Otomobillerin de tıpkı cep telefonları gibi bilgisayarlaşmaya başladığını görüyoruz. Kaputu açınca motoru aküyü ve bir yığın kalın boru görmeye alıştığımız otomobillerde şimdi kaputun altında bilgi işlemci, iletişim sağlayan cihazlar ve yoğun veri kullanan sistemler var.
Gelişmekte olan M2M (Makineler arası) teknolojileri zaten akıllı cihazların, arada insan olmaksızın birbiriyle iletişime geçtiğini biliyoruz. Otomobillerde sürücüyü ortadan kaldıran köklü değişimlerin yanı sıra her otomobilin trafikte bir diğeriyle konuştuğu çözümler gelişiyor. Bu gelişme, kendi kendine park eden otomobillerden daha farklı bir gelecek sunuyor olabilir.

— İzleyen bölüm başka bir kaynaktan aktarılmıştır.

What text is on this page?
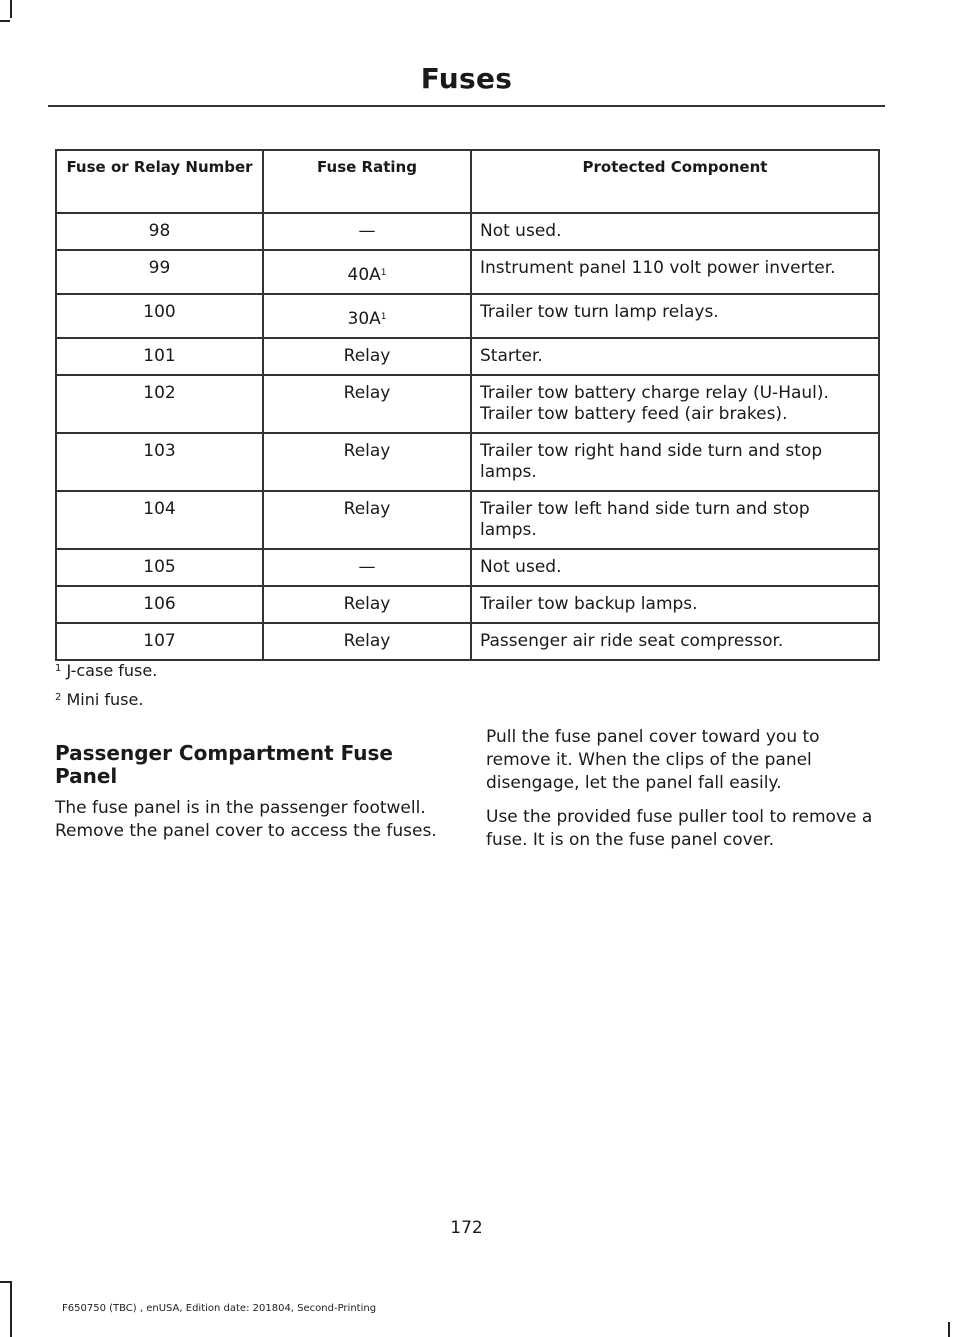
Fuses
Fuse or Relay Number	Fuse Rating	Protected Component
98	—	Not used.
99	$40A^1$	Instrument panel 110 volt power inverter.
100	$30A^1$	Trailer tow turn lamp relays.
101	Relay	Starter.
102	Relay	Trailer tow battery charge relay (U-Haul). Trailer tow battery feed (air brakes).
103	Relay	Trailer tow right hand side turn and stop lamps.
104	Relay	Trailer tow left hand side turn and stop lamps.
105	—	Not used.
106	Relay	Trailer tow backup lamps.
107	Relay	Passenger air ride seat compressor.
$^1$ J-case fuse.
$^2$ Mini fuse.
Passenger Compartment Fuse Panel
The fuse panel is in the passenger footwell. Remove the panel cover to access the fuses.

Pull the fuse panel cover toward you to remove it. When the clips of the panel disengage, let the panel fall easily.

Use the provided fuse puller tool to remove a fuse. It is on the fuse panel cover.

172
F650750 (TBC) , enUSA, Edition date: 201804, Second-Printing
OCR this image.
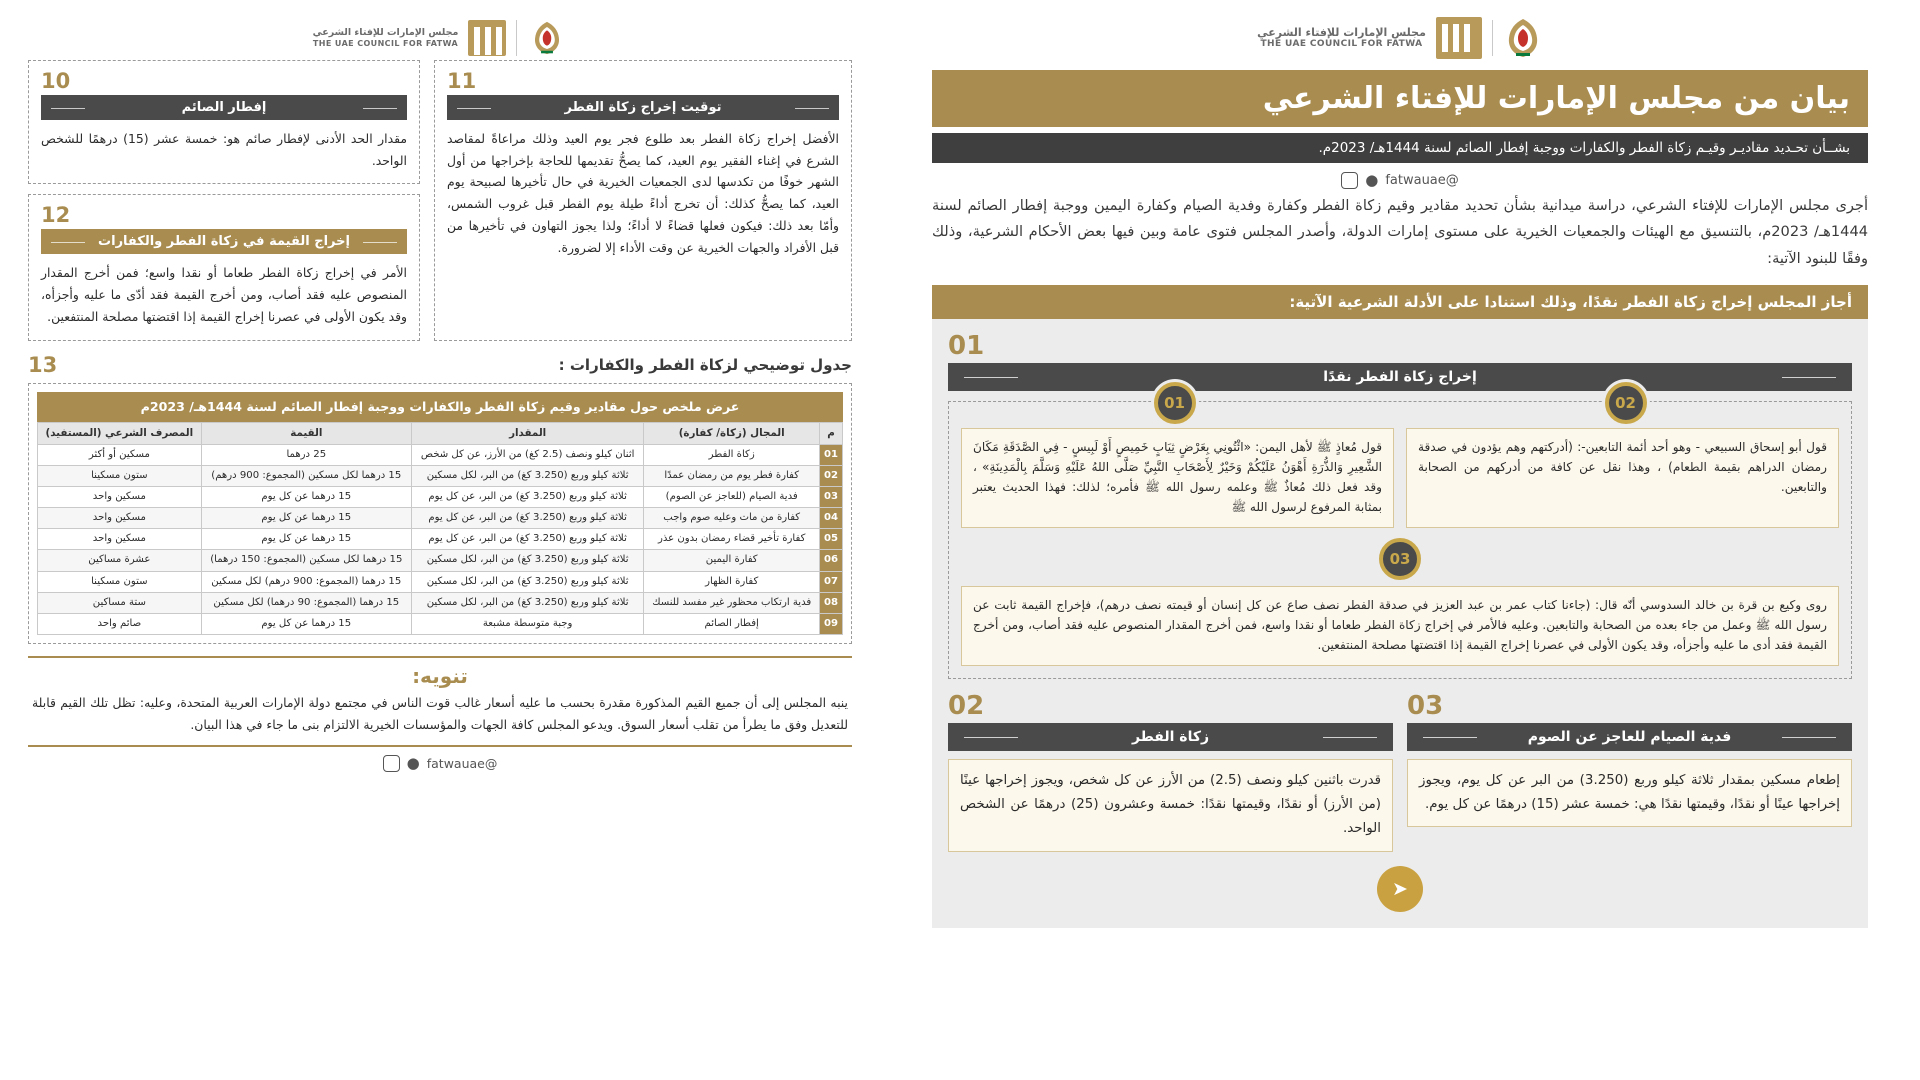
مجلس الإمارات للإفتاء الشرعي
THE UAE COUNCIL FOR FATWA
بيان من مجلس الإمارات للإفتاء الشرعي
بشــأن تحـديد مقاديـر وقيـم زكاة الفطر والكفارات ووجبة إفطار الصائم لسنة 1444هـ/ 2023م.
@fatwauae
●
أجرى مجلس الإمارات للإفتاء الشرعي، دراسة ميدانية بشأن تحديد مقادير وقيم زكاة الفطر وكفارة وفدية الصيام وكفارة اليمين ووجبة إفطار الصائم لسنة 1444هـ/ 2023م، بالتنسيق مع الهيئات والجمعيات الخيرية على مستوى إمارات الدولة، وأصدر المجلس فتوى عامة وبين فيها بعض الأحكام الشرعية، وذلك وفقًا للبنود الآتية:
أجاز المجلس إخراج زكاة الفطر نقدًا، وذلك استنادا على الأدلة الشرعية الآتية:
01
إخراج زكاة الفطر نقدًا
02
01
قول أبو إسحاق السبيعي - وهو أحد أئمة التابعين-: (أدركتهم وهم يؤدون في صدقة رمضان الدراهم بقيمة الطعام) ، وهذا نقل عن كافة من أدركهم من الصحابة والتابعين.
قول مُعاذٍ ﷺ لأهل اليمن: «ائْتُونِي بِعَرْضٍ ثِيَابٍ خَمِيصٍ أَوْ لَبِيسٍ - فِي الصَّدَقَةِ مَكَانَ الشَّعِيرِ وَالذُّرَةِ أَهْوَنُ عَلَيْكُمْ وَخَيْرٌ لِأَصْحَابِ النَّبِيِّ صَلَّى اللهُ عَلَيْهِ وَسَلَّمَ بِالْمَدِينَةِ» ، وقد فعل ذلك مُعاذٌ ﷺ وعلمه رسول الله ﷺ فأمره؛ لذلك: فهذا الحديث يعتبر بمثابة المرفوع لرسول الله ﷺ
03
روى وكيع بن قرة بن خالد السدوسي أنّه قال: (جاءنا كتاب عمر بن عبد العزيز في صدقة الفطر نصف صاع عن كل إنسان أو قيمته نصف درهم)، فإخراج القيمة ثابت عن رسول الله ﷺ وعمل من جاء بعده من الصحابة والتابعين. وعليه فالأمر في إخراج زكاة الفطر طعاما أو نقدا واسع، فمن أخرج المقدار المنصوص عليه فقد أصاب، ومن أخرج القيمة فقد أدى ما عليه وأجزأه، وقد يكون الأولى في عصرنا إخراج القيمة إذا اقتضتها مصلحة المنتفعين.
03
فدية الصيام للعاجز عن الصوم
إطعام مسكين بمقدار ثلاثة كيلو وربع (3.250) من البر عن كل يوم، ويجوز إخراجها عينًا أو نقدًا، وقيمتها نقدًا هي: خمسة عشر (15) درهمًا عن كل يوم.
02
زكاة الفطر
قدرت باثنين كيلو ونصف (2.5) من الأرز عن كل شخص، ويجوز إخراجها عينًا (من الأرز) أو نقدًا، وقيمتها نقدًا: خمسة وعشرون (25) درهمًا عن الشخص الواحد.
➤
مجلس الإمارات للإفتاء الشرعي
THE UAE COUNCIL FOR FATWA
11
توقيت إخراج زكاة الفطر
الأفضل إخراج زكاة الفطر بعد طلوع فجر يوم العيد وذلك مراعاةً لمقاصد الشرع في إغناء الفقير يوم العيد، كما يصحُّ تقديمها للحاجة بإخراجها من أول الشهر خوفًا من تكدسها لدى الجمعيات الخيرية في حال تأخيرها لصبيحة يوم العيد، كما يصحُّ كذلك: أن تخرج أداءً طيلة يوم الفطر قبل غروب الشمس، وأمّا بعد ذلك: فيكون فعلها قضاءً لا أداءً؛ ولذا يجوز التهاون في تأخيرها من قبل الأفراد والجهات الخيرية عن وقت الأداء إلا لضرورة.
10
إفطار الصائم
مقدار الحد الأدنى لإفطار صائم هو: خمسة عشر (15) درهمًا للشخص الواحد.
12
إخراج القيمة في زكاة الفطر والكفارات
الأمر في إخراج زكاة الفطر طعاما أو نقدا واسع؛ فمن أخرج المقدار المنصوص عليه فقد أصاب، ومن أخرج القيمة فقد أدّى ما عليه وأجزأه، وقد يكون الأولى في عصرنا إخراج القيمة إذا اقتضتها مصلحة المنتفعين.
جدول توضيحي لزكاة الفطر والكفارات :
13
عرض ملخص حول مقادير وقيم زكاة الفطر والكفارات ووجبة إفطار الصائم لسنة 1444هـ/ 2023م
م	المجال (زكاة/ كفارة)	المقدار	القيمة	المصرف الشرعي (المستفيد)
01	زكاة الفطر	اثنان كيلو ونصف (2.5 كغ) من الأرز، عن كل شخص	25 درهما	مسكين أو أكثر
02	كفارة فطر يوم من رمضان عمدًا	ثلاثة كيلو وربع (3.250 كغ) من البر، لكل مسكين	15 درهما لكل مسكين (المجموع: 900 درهم)	ستون مسكينا
03	فدية الصيام (للعاجز عن الصوم)	ثلاثة كيلو وربع (3.250 كغ) من البر، عن كل يوم	15 درهما عن كل يوم	مسكين واحد
04	كفارة من مات وعليه صوم واجب	ثلاثة كيلو وربع (3.250 كغ) من البر، عن كل يوم	15 درهما عن كل يوم	مسكين واحد
05	كفارة تأخير قضاء رمضان بدون عذر	ثلاثة كيلو وربع (3.250 كغ) من البر، عن كل يوم	15 درهما عن كل يوم	مسكين واحد
06	كفارة اليمين	ثلاثة كيلو وربع (3.250 كغ) من البر، لكل مسكين	15 درهما لكل مسكين (المجموع: 150 درهما)	عشرة مساكين
07	كفارة الظهار	ثلاثة كيلو وربع (3.250 كغ) من البر، لكل مسكين	15 درهما (المجموع: 900 درهم) لكل مسكين	ستون مسكينا
08	فدية ارتكاب محظور غير مفسد للنسك	ثلاثة كيلو وربع (3.250 كغ) من البر، لكل مسكين	15 درهما (المجموع: 90 درهما) لكل مسكين	ستة مساكين
09	إفطار الصائم	وجبة متوسطة مشبعة	15 درهما عن كل يوم	صائم واحد
تنويه:
ينبه المجلس إلى أن جميع القيم المذكورة مقدرة بحسب ما عليه أسعار غالب قوت الناس في مجتمع دولة الإمارات العربية المتحدة، وعليه: تظل تلك القيم قابلة للتعديل وفق ما يطرأ من تقلب أسعار السوق. ويدعو المجلس كافة الجهات والمؤسسات الخيرية الالتزام بنى ما جاء في هذا البيان.
@fatwauae
●
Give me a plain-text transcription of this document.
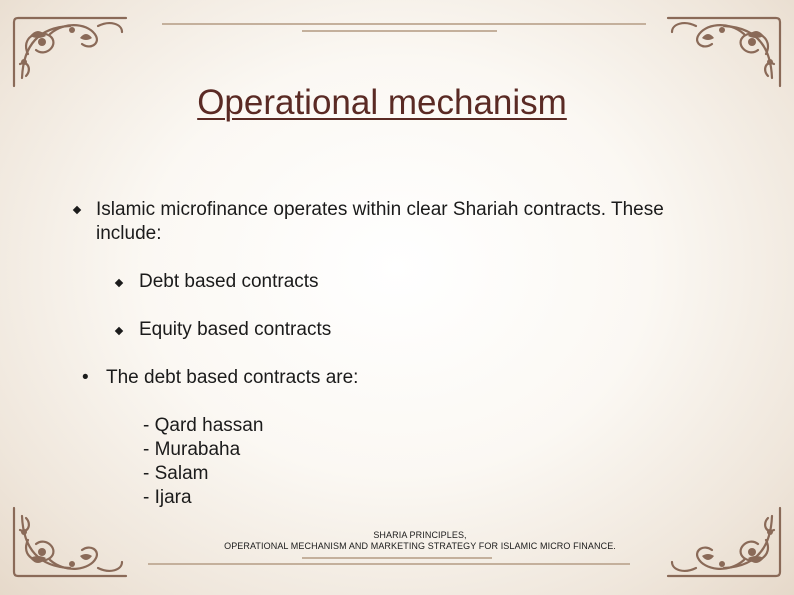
Operational mechanism
Islamic microfinance operates within clear Shariah contracts. These
include:
Debt based contracts
Equity based contracts
• The debt based contracts are:
- Qard hassan
- Murabaha
- Salam
- Ijara
SHARIA PRINCIPLES,
OPERATIONAL MECHANISM AND MARKETING STRATEGY FOR ISLAMIC MICRO FINANCE.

Misal trafik ve kaza gerçeğine teknolojinin vereceği cevap olabilir bu… Önündeki aracı güvenli mesafeden izleyen motor sistemleri, yandaki araca "fazla yaklaştın, uzak dur" diyen kaput altı donanımları, sürücüye gerek kalmadan yavaşlayan akıllı frenler…
Daha da önemlisi yoldaki diğer araçlarla hatta trafik ışıklarıyla iletişime geçip en uygun rotayı hesaplayan, gereksiz frene basıp trafiği durdurmayan ve karlı yollarda diğer sürücüye küfretmeyen ona levye ile saldırmaya kalkmayan akıllı tasarımlar…
Gördüğüm; daha akıllı yollar (sensorlu şerit, dinamik tabela, yapay zekâ altyapılı asfalt) ve bu yollar üzerinde yeni nesil akıllı otomobiller ile biz sürücülerin telaşı, paniği, hatası, gafleti, öfkesi ve cehaletiyle uğraşmadan bizleri daha az trafik alarak ve daha az kaza yaparak gideceğimiz yere ulaştıracak araçlar yola çıkmış bile…
Başlıktaki sorunun cevabıyla bitireyim; sürücüsüz araçlar sadece karda değil, her yerde bizden daha iyi gidebilir. Zira insan değillerdir ve bizim trafikteki kötü alışkanlıklarımızı (bencillik, öncelik gaspı, kural ihlali, sürat merakı, arabasıyla caka satma) taşımazlar.